Single Origin Roasters, an awesome team from Sydney and in addition, Q/R Grader Andrew Hetzel representing CQI, Coffee Quality Institute. It wasn't espresso so much I was tasting here - but a fascinating exercise involving varying concentrations of several acids that occur in coffee throughout its roasting and extracting life. Mr Hetzel ran the informative quest to mimic an exercise one would be required to master if sitting a Q Grade Exam. Citric, Malic, Acetic, Phosphoric and tartaric acids were dribbled in sample cups of filtered coffee, for a wee tastebud challenge. Discussion of the influence of each acid in the mouth and circumstances where the each would be most prominent in the application world. Incredibly informative hour that has aided me in some roasting queries crossed whilst on the job. Wendy De Jong wonderfully assisted the exercise. Her 25 years of experience in coffee oozed onto the table to aid our clambering minds. Many of us eager to pick up the knowledge spilled.
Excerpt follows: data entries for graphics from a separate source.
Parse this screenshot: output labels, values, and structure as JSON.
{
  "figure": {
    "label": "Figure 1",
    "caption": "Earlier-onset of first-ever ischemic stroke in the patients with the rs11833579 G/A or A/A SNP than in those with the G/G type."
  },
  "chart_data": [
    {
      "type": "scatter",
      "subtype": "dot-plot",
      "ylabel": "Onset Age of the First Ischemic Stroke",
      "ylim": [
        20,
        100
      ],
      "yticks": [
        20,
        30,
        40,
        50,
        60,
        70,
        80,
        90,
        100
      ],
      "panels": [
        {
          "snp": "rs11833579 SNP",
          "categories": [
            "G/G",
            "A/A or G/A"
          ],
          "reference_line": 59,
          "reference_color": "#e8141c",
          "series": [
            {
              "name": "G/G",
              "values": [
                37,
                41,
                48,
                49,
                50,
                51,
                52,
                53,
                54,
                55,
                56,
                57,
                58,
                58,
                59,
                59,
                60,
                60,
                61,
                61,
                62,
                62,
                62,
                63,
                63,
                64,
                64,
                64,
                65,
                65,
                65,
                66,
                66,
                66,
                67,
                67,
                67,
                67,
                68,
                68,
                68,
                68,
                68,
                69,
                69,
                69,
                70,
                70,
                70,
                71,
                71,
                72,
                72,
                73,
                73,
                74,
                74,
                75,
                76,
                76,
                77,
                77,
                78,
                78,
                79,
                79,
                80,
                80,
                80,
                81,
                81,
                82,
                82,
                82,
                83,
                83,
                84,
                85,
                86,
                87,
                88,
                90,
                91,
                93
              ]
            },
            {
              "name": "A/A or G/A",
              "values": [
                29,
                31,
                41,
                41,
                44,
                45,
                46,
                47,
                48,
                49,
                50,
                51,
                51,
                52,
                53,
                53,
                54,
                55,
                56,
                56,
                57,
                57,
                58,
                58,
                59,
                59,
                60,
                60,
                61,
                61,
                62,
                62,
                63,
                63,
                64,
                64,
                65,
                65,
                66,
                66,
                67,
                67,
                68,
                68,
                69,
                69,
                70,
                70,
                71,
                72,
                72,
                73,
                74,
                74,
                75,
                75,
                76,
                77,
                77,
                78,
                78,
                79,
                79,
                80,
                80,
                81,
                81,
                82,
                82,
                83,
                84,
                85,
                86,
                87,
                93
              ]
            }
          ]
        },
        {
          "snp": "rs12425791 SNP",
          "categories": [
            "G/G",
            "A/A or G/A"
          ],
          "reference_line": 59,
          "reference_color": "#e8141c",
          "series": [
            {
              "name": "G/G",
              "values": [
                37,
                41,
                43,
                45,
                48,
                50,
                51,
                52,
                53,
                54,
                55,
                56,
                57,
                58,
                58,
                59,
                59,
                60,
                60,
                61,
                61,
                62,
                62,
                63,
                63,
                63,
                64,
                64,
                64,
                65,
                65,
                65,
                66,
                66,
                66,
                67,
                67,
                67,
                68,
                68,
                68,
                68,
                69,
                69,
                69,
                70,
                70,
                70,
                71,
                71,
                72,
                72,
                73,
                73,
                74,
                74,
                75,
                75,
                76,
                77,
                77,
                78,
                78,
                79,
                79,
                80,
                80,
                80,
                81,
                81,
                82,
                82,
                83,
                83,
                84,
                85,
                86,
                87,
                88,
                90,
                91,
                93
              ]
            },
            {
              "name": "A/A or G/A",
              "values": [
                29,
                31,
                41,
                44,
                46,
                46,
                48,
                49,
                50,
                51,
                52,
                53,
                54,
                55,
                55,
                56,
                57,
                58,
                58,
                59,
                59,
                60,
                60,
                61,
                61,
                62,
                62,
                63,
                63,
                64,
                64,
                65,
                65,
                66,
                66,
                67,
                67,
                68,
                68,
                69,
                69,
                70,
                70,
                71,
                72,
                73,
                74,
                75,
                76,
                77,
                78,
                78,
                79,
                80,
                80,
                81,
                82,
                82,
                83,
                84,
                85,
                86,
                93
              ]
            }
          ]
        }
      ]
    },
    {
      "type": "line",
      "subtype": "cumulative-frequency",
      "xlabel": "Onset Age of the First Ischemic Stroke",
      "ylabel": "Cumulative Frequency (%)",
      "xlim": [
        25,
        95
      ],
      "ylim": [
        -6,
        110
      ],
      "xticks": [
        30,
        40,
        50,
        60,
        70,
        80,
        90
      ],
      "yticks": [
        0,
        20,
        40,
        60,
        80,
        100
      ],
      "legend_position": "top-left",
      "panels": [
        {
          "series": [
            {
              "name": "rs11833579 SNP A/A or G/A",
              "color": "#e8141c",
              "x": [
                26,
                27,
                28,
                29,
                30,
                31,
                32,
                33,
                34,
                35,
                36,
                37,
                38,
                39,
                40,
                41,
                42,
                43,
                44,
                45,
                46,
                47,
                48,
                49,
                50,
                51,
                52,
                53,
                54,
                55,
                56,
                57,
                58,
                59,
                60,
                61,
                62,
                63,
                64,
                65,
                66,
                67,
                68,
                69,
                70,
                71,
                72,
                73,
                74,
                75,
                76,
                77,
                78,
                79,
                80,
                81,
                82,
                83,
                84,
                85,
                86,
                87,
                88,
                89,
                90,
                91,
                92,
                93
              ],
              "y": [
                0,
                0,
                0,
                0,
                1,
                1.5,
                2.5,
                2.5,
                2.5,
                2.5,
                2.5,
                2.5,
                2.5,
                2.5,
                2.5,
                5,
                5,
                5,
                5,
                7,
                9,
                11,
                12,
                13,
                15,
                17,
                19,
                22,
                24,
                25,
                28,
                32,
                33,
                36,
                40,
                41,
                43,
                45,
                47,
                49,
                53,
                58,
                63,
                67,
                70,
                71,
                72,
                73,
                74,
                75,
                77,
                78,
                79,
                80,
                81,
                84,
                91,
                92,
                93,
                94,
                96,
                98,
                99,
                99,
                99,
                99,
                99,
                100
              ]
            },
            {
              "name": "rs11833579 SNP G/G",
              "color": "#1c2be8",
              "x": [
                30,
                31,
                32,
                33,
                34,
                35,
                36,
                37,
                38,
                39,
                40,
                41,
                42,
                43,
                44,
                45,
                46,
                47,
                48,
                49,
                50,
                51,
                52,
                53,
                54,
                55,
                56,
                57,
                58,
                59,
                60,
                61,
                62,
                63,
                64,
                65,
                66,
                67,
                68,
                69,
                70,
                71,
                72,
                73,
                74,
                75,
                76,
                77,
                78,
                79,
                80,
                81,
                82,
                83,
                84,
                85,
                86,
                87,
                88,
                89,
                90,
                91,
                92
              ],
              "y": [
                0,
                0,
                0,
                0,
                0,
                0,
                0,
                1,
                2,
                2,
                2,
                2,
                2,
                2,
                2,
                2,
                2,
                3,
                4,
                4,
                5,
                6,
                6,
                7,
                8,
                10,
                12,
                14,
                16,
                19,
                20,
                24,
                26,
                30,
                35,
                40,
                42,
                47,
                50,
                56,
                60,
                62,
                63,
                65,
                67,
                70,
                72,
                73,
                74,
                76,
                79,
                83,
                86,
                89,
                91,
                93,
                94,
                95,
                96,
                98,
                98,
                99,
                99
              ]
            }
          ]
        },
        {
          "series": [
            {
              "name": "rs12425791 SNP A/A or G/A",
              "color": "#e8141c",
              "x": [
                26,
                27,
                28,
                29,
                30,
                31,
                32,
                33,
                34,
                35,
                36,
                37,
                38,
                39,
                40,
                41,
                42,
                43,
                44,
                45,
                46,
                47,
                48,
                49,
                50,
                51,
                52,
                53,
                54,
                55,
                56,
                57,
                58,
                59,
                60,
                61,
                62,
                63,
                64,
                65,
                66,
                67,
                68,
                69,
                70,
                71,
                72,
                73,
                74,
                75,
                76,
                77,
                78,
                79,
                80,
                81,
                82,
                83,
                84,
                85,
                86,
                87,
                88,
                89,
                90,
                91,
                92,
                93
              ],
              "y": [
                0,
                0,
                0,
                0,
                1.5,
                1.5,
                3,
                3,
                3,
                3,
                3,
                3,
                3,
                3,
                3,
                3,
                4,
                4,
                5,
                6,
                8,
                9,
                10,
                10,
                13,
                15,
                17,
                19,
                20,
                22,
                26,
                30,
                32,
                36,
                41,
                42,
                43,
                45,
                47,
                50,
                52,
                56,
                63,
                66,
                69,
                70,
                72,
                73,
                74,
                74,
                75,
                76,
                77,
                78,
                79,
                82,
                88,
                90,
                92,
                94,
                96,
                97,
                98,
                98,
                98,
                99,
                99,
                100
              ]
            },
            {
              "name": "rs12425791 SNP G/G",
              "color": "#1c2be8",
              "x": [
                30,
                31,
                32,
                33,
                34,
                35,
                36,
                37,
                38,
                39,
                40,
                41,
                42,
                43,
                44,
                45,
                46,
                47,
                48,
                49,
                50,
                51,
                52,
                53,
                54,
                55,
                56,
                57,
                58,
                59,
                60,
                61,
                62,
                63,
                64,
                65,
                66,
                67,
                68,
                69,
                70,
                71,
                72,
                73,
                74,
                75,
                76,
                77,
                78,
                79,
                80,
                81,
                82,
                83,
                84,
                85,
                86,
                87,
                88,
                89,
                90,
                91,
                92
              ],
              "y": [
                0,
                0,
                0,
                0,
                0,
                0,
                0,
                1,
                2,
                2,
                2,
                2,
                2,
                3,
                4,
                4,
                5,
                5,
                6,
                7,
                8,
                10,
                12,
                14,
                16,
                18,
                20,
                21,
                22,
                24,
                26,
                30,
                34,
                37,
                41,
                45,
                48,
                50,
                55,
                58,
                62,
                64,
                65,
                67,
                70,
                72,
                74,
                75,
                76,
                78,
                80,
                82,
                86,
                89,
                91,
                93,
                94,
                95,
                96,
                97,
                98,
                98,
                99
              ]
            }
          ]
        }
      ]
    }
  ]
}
       The 'Yee ha' espresso blend I packed in my bag for home. I have been chipping away at the beautiful medium roast through Nakeds at work. Rich, creamy caramel cup. Acid is mellow, but balanced. Toasty peanuts and raw sugar.
The Burundi I tasted on my heels out of the bustling stall was extracted well. Not a memorable cup for me - owed to the time of day where the tastebuds were wanting their cue to knock off with a beer and not another stimulant...
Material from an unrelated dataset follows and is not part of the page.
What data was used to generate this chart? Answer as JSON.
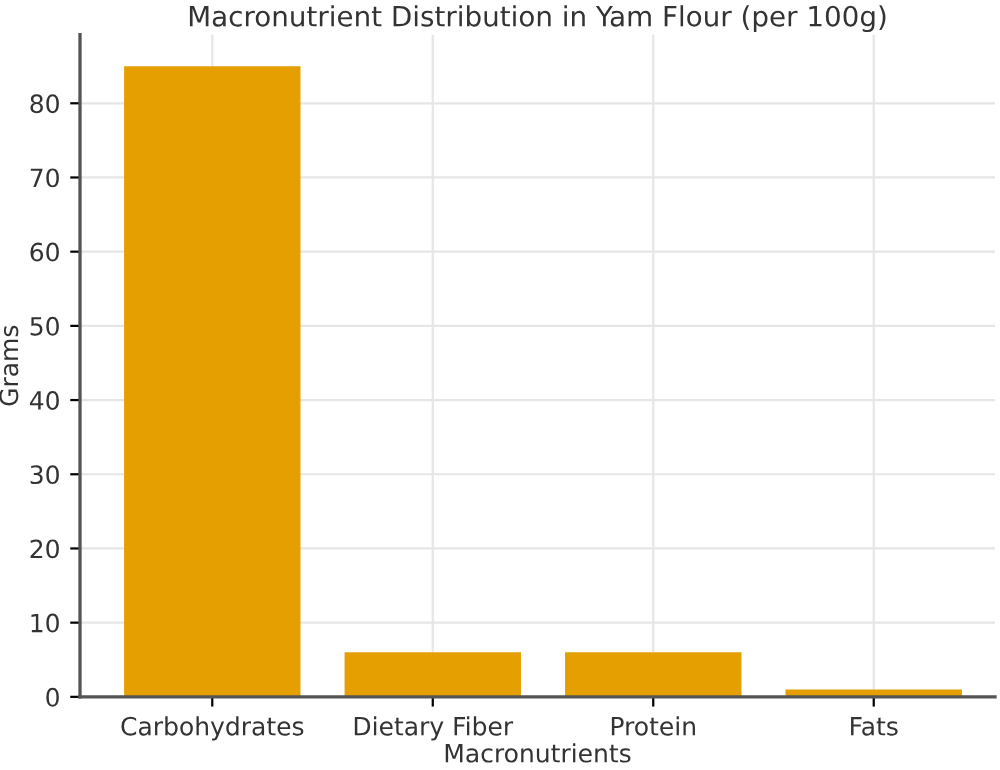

Market Lane Coffee, Mecca Espresso, Reuben Hills and Seven Seeds shared a stall at MICE. A short mac of the Reubin Hills Espresso blend was a great punchy experience. Grated cocoa texture that was silkened by the milk. The Colombians in this blend fervently tasteful. Groovy stand. The crew working the machines very cool and loving it.

Proud Mary and Latorre and Dutch magnified their stand for another year. The baby blue of espresso ceramic cups bobbed up and down around the brew/espresso bar as portafilters tapped clean and steam arms purged. The interludes of silence from the bar perpendicular were the sounds of gentle pour overs blooming and dribbling juice. No need to ask for a sample - you were handed samples like medication in a nursing home. The difference being a brigade of tasters with no resistance to sample these beautiful drugs. El Salvador's - honey processed, orange bourbon, a dryer cup than the neighbouring washed red bourbon. Tight and raspberry like. Same farm, El Mazano, but varied flavour profile due to their varietal, not origin location. Matt shared his experience with some honey processed coffee in Bali, reminiscing of the slimy mucilage feel of the parchment before drying.
When the information of the extraction and infusion from the Barista and Roaster angle began to consume you, several feet away Andres Latorre Canon could waltz you through a table of magnificent samples to cup. Tastes of crops to come to Australia. Outstanding Gieshas, Costa Rica and El Salvs. The Panama Giesha 'Hartmann' honey had the most distinct stewed apricot aromatics and flavour. The lively fizz alike to Fanta as Andres described. Patiently stepping through the evolution of change in the flavour profiles as the amber liquids cooled, this Panama and a Costa Rica 'Sanora' Villa Lobos shone as favorites. The table of 'El Manzano' El Salvadors bourbons, Costas and honey and natural Panamas were superior. Charged to see these gems being pampered in the roasting equipment in the near future.

 The Melbourne International Coffee Expo wasn't just another gathering of caffeined coffee professionals out to buy and sell and show and see. It was very much a stage for everyone to put their best toes forward in a huge Industry where pride plays a main character. Pride without arrogance or greed is a wonderfully powerful thing.
The exhibitors and industry enthusiasts shared and exchanged valuable knowledge that is better spread than kept for only a few to boast. It was very nice to feel on an equally passionate field as most at M.I.C.E 2013.